Succession, HBO

« Succession » , « House of Gucci » ... Business story et grands héritiers sont les nouvelles coqueluches de l'audimat

© HBO, Succession

Argent, pouvoir, névroses familiales... Les rouages des empires financiers fascinent le grand public, dans des fictions où la part de réalité accentue le suspens.

À l’été 2021, Le Monde publiait une série de six enquêtes sur les héritiers des grandes dynasties capitalistes familiales françaises. Signée par Raphaëlle Bacqué et Vanessa Schneider, elle mettait en lumière l’éducation « encadrée » de ses cinq enfants par Bernard Arnaud, le patron de LVMH, « le communisme familial » du clan Mulliez aux commandes d’Auchan et de Leroy Merlin, ou encore la déconfiture de l’Empire de Jean-Luc Lagardère sous l’égide de son fils Arnaud stigmatisé pour sa « désinvolture ». Cette saga de l’été, plus commentée que les couvertures des magazines people, se révélait symptomatique d’une fascination pour les 0,001 % les plus riches dans un monde où l’ascenseur social n’est plus guère qu’un lointain souvenir. Et l’on retrouve cette fascination dans l’engouement provoqué par la série Succession, dont la troisième saison est diffusée par HBO et OCS depuis octobre dernier.

Le temps des successions

Auréolée de cinq Emmy Awards et de deux Golden Globes, la saga s’attache à la famille Roy, à la tête d’un empire médiatique qui n’est pas sans rappeler celui de Rupert Murdoch, le propriétaire de Fox News, du Wall Street Journal ou du Times de Londres. Le patriarche, incarné par l’acteur britannique Brian Cox, confronté à des problèmes de santé, y met ses quatre enfants en concurrence pour reprendre le groupe. La plus capable, sa fille Shiv (Sarah Snook), souffrant du double handicap d’être démocrate dans un clan qui surfe sur la vague populiste, et née femme. Question qui apparaît également en filigrane dans les enquêtes du Monde. La force de la série Succession, c’est de mixer les enjeux intimes, familiaux, économiques et politiques sans trop se focaliser sur le mode de vie dispendieux des Roy. La thèse de la série : tout s’explique par les névroses familiales. L’argent, le pouvoir, ne sont que des leviers pour garder ses enfants en son pouvoir ou se faire aimer de son père.
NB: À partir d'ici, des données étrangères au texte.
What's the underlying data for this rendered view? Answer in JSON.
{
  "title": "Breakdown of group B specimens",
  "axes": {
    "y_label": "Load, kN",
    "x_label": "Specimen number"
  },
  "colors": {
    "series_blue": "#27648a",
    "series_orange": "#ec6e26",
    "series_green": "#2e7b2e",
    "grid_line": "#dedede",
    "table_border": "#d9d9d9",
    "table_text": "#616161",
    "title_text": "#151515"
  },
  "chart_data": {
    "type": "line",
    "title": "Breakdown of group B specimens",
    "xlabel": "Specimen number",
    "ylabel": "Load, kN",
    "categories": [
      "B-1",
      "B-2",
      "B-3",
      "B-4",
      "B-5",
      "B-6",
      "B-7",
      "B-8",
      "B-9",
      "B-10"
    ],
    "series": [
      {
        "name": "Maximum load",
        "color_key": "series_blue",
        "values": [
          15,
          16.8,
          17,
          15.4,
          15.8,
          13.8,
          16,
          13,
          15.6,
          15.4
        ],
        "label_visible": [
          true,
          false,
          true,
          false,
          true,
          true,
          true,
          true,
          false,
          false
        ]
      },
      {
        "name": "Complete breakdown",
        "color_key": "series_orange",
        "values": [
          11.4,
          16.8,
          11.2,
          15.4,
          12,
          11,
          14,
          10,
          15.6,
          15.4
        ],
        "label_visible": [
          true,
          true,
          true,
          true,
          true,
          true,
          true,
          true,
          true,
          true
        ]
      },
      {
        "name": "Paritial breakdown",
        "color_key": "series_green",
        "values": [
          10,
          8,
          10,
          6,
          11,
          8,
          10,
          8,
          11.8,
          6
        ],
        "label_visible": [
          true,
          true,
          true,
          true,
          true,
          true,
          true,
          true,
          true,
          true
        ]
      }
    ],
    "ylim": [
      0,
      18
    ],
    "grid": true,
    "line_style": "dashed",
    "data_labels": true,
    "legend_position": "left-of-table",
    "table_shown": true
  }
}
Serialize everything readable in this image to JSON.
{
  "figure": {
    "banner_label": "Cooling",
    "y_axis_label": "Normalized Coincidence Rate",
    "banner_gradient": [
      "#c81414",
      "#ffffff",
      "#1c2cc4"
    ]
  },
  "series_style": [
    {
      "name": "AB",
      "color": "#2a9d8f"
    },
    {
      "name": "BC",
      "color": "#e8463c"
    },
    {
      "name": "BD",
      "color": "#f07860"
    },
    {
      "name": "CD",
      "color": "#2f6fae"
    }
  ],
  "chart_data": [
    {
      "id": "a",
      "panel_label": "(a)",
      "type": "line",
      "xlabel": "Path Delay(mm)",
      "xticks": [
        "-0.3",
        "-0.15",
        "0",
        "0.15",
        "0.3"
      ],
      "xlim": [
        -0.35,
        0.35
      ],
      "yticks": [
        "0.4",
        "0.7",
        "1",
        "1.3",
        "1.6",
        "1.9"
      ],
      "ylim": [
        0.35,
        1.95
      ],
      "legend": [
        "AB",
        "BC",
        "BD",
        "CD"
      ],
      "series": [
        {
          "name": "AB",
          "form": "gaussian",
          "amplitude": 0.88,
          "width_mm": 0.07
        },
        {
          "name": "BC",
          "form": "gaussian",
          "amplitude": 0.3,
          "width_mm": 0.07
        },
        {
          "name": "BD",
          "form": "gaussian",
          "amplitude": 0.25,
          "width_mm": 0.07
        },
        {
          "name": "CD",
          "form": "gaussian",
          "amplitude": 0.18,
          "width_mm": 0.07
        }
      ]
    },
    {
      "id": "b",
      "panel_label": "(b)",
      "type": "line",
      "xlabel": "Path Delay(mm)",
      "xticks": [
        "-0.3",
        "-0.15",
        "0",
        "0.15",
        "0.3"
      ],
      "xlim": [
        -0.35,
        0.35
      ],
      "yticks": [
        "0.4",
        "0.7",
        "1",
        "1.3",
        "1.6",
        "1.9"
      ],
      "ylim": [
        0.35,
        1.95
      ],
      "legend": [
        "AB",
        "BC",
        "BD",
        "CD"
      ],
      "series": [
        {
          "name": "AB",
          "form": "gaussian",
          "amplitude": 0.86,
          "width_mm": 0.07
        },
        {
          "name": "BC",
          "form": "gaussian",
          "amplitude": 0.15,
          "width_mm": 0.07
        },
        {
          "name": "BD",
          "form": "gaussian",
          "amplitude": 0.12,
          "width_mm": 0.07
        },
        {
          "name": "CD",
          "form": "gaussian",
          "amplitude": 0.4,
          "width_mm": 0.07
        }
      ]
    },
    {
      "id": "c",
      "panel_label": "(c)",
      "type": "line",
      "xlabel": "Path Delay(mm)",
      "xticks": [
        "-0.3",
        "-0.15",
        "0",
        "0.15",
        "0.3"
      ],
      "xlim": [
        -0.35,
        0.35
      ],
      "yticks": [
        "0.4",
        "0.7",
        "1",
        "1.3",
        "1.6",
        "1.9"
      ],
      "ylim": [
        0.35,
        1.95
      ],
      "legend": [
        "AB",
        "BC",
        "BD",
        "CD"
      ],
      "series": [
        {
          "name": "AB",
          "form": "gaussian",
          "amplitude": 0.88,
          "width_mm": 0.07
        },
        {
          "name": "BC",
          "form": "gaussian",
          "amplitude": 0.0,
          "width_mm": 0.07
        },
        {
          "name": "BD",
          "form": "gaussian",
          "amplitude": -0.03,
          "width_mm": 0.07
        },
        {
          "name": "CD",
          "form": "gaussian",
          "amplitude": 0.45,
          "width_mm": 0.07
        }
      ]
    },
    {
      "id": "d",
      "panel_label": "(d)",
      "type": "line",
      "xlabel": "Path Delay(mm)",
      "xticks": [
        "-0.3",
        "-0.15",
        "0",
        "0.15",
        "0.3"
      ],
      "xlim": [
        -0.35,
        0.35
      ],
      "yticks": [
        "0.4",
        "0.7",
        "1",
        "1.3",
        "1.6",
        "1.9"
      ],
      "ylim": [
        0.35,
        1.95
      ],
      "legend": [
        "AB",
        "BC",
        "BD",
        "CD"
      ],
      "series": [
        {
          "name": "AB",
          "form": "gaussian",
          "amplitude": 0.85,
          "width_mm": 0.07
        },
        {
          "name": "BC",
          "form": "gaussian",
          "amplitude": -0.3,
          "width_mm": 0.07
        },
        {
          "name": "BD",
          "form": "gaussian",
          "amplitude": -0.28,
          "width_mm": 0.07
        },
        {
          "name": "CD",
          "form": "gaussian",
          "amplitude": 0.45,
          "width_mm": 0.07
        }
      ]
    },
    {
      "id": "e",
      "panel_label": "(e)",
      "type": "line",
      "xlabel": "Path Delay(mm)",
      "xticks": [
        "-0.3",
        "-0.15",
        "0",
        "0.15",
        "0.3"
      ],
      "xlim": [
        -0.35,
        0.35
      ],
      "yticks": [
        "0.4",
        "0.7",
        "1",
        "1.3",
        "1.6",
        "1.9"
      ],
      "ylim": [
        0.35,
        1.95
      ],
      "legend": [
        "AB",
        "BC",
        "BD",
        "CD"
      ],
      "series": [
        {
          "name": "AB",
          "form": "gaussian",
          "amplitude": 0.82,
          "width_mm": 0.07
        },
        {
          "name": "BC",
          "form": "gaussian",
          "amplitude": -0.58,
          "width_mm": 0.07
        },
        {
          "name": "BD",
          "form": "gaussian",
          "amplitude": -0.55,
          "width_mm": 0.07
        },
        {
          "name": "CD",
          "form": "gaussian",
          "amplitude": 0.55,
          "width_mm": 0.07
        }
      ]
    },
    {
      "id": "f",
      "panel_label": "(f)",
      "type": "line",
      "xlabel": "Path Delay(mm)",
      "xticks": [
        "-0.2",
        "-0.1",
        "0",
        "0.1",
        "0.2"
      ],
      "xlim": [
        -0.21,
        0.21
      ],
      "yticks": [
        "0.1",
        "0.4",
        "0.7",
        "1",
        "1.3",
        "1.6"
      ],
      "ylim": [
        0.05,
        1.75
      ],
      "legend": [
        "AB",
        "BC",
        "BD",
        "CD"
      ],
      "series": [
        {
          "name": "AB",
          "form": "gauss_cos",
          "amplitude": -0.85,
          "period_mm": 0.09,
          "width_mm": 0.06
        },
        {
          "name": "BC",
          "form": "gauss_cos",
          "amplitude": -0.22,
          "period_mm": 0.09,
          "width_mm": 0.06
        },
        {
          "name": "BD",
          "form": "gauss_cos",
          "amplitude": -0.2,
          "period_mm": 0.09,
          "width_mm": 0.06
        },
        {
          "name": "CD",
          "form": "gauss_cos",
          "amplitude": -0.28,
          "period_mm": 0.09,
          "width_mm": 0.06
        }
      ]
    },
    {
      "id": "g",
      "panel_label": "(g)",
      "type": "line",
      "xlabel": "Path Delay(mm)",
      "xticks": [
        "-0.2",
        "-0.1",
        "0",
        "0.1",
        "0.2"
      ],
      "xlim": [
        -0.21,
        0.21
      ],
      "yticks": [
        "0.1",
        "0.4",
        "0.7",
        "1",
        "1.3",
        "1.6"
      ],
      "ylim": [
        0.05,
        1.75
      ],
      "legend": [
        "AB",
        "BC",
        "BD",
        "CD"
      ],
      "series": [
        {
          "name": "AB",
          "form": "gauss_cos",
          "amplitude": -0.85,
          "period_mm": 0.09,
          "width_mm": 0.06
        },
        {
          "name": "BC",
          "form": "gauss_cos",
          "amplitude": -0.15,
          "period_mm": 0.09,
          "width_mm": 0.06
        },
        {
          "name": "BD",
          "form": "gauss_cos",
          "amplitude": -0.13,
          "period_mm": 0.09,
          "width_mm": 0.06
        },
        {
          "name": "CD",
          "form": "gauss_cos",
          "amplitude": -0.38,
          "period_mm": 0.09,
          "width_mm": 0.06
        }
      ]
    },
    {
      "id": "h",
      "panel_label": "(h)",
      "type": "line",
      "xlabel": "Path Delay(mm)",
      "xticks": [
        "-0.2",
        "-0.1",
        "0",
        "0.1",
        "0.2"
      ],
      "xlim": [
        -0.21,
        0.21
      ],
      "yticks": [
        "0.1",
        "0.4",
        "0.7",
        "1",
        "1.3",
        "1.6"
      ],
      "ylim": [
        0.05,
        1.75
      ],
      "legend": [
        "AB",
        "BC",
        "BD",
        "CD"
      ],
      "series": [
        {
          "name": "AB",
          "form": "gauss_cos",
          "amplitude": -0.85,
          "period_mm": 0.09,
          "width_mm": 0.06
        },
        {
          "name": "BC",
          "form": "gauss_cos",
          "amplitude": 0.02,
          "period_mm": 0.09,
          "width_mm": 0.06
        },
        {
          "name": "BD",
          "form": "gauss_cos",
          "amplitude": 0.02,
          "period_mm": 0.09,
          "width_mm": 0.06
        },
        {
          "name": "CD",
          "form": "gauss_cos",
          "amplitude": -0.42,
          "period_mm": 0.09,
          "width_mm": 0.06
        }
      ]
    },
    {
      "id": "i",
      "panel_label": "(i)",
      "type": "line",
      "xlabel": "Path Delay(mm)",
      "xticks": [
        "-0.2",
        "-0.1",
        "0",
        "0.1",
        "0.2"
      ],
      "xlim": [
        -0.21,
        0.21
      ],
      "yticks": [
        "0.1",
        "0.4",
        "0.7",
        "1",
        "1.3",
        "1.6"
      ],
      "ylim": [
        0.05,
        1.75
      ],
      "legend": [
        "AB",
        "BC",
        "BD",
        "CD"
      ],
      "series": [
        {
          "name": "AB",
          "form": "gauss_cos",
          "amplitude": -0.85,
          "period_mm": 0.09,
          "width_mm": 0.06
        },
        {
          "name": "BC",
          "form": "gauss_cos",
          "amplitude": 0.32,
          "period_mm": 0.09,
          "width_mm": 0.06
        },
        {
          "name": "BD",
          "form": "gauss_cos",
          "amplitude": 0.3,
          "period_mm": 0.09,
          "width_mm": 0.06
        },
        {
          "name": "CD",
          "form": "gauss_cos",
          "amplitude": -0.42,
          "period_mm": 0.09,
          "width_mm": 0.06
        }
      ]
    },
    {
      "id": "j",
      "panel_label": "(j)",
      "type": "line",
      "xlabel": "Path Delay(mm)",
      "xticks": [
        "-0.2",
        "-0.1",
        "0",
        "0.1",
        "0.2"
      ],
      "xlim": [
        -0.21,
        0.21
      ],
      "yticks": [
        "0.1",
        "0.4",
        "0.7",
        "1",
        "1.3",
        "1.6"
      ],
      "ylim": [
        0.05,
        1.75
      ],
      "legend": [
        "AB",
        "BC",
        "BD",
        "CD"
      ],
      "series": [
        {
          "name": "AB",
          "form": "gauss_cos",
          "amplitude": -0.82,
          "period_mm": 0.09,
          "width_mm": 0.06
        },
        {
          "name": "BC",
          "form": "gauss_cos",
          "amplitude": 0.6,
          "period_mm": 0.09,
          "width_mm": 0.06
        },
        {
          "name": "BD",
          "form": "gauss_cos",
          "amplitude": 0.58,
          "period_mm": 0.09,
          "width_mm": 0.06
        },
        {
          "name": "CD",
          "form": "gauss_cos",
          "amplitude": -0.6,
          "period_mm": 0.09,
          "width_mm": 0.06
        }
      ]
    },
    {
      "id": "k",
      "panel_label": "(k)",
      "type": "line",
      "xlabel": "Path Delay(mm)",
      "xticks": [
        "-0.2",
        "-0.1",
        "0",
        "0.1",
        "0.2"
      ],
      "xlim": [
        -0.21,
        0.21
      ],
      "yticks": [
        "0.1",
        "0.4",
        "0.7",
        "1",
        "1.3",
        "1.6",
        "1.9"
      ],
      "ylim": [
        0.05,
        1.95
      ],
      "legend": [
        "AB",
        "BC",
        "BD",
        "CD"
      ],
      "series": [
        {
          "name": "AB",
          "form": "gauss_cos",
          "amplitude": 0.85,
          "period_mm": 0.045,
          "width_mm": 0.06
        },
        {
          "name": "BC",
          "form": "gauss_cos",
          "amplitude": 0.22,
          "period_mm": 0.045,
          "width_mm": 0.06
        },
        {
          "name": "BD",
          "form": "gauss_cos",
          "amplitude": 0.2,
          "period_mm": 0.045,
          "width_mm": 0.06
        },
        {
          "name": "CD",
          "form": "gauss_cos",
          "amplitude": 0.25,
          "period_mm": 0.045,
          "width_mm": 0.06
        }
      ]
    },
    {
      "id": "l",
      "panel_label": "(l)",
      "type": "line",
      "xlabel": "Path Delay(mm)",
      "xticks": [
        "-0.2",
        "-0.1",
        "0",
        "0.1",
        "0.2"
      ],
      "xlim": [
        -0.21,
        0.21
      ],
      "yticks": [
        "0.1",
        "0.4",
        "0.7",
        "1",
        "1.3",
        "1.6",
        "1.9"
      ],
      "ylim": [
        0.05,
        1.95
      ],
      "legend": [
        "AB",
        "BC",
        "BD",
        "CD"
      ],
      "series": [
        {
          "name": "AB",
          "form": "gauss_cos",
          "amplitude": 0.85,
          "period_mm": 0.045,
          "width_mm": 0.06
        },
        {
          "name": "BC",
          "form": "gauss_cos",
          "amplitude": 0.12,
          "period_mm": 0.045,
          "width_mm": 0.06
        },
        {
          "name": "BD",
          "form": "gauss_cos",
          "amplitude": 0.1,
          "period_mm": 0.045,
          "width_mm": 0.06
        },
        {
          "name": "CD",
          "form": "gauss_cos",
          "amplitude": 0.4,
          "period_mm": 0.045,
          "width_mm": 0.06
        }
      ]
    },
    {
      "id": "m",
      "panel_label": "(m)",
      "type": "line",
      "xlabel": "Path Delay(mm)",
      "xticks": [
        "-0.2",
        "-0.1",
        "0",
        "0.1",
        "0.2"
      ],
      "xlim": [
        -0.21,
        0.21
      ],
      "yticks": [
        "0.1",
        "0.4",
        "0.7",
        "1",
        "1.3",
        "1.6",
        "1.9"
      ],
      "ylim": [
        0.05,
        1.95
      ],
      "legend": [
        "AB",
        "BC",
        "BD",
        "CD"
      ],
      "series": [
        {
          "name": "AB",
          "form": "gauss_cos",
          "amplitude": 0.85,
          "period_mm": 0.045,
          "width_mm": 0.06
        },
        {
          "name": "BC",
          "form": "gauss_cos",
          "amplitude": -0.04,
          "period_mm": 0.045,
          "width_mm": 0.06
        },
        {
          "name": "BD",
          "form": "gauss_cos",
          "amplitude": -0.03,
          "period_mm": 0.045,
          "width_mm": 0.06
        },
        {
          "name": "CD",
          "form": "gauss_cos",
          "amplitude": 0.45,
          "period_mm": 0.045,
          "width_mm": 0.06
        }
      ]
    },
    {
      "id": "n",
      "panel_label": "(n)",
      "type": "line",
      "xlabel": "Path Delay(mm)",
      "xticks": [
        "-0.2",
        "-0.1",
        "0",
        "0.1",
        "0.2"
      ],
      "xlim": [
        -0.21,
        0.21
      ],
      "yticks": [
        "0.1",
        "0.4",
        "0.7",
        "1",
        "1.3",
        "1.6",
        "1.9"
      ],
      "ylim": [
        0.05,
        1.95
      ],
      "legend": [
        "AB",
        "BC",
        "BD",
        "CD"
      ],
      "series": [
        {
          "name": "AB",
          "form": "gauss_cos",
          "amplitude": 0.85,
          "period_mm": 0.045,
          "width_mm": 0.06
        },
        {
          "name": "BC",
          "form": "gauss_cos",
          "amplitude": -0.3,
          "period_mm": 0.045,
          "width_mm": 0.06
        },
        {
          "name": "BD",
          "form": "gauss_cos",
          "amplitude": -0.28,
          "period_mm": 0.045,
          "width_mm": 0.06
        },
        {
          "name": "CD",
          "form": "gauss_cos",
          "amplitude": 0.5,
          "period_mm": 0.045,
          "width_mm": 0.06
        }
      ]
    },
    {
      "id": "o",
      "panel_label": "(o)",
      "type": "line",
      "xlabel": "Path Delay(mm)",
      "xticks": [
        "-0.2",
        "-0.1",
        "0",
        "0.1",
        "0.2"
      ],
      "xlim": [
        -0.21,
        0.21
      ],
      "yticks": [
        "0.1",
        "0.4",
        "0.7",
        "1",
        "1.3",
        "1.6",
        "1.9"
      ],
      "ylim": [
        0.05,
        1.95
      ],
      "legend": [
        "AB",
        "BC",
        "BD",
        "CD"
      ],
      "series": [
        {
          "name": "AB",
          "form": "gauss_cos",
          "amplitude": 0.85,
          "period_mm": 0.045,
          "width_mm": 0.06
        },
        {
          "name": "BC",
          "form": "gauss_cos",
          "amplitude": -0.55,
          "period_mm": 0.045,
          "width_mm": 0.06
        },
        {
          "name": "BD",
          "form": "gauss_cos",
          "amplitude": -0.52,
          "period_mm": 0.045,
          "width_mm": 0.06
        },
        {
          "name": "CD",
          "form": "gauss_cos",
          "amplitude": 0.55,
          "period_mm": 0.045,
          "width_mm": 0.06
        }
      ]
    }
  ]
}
À l’opposé, le long métrage de Ridley Scott House of Gucci sorti en novembre ne parvient jamais à dépasser sa fascination pour les vêtements griffés, les palazzi et les jets de ses protagonistes. On se marie et on se trompe, on se trahit et on s’entretue, comme dans les séries des années 1980 Dallas ou Dynastie, mais le spectateur n’y croit guère, l’étalage de signes extérieurs de richesse ne suffisant pas à constituer un point de vue.

Pourtant, cette série et ce film ont en commun, de même que la presse people, on y revient, de raconter que ces gens sont incommensurablement plus riches, certes, mais non moins torturés que nous. Notre fascination se basant donc sur un paradoxe indépassable, nous sommes attirés par ces histoires, car nous voulons savoir ce que leurs protagonistes ont de singulier, et nous en devenons accros, car elles racontent qu’ils sont tout simplement humains.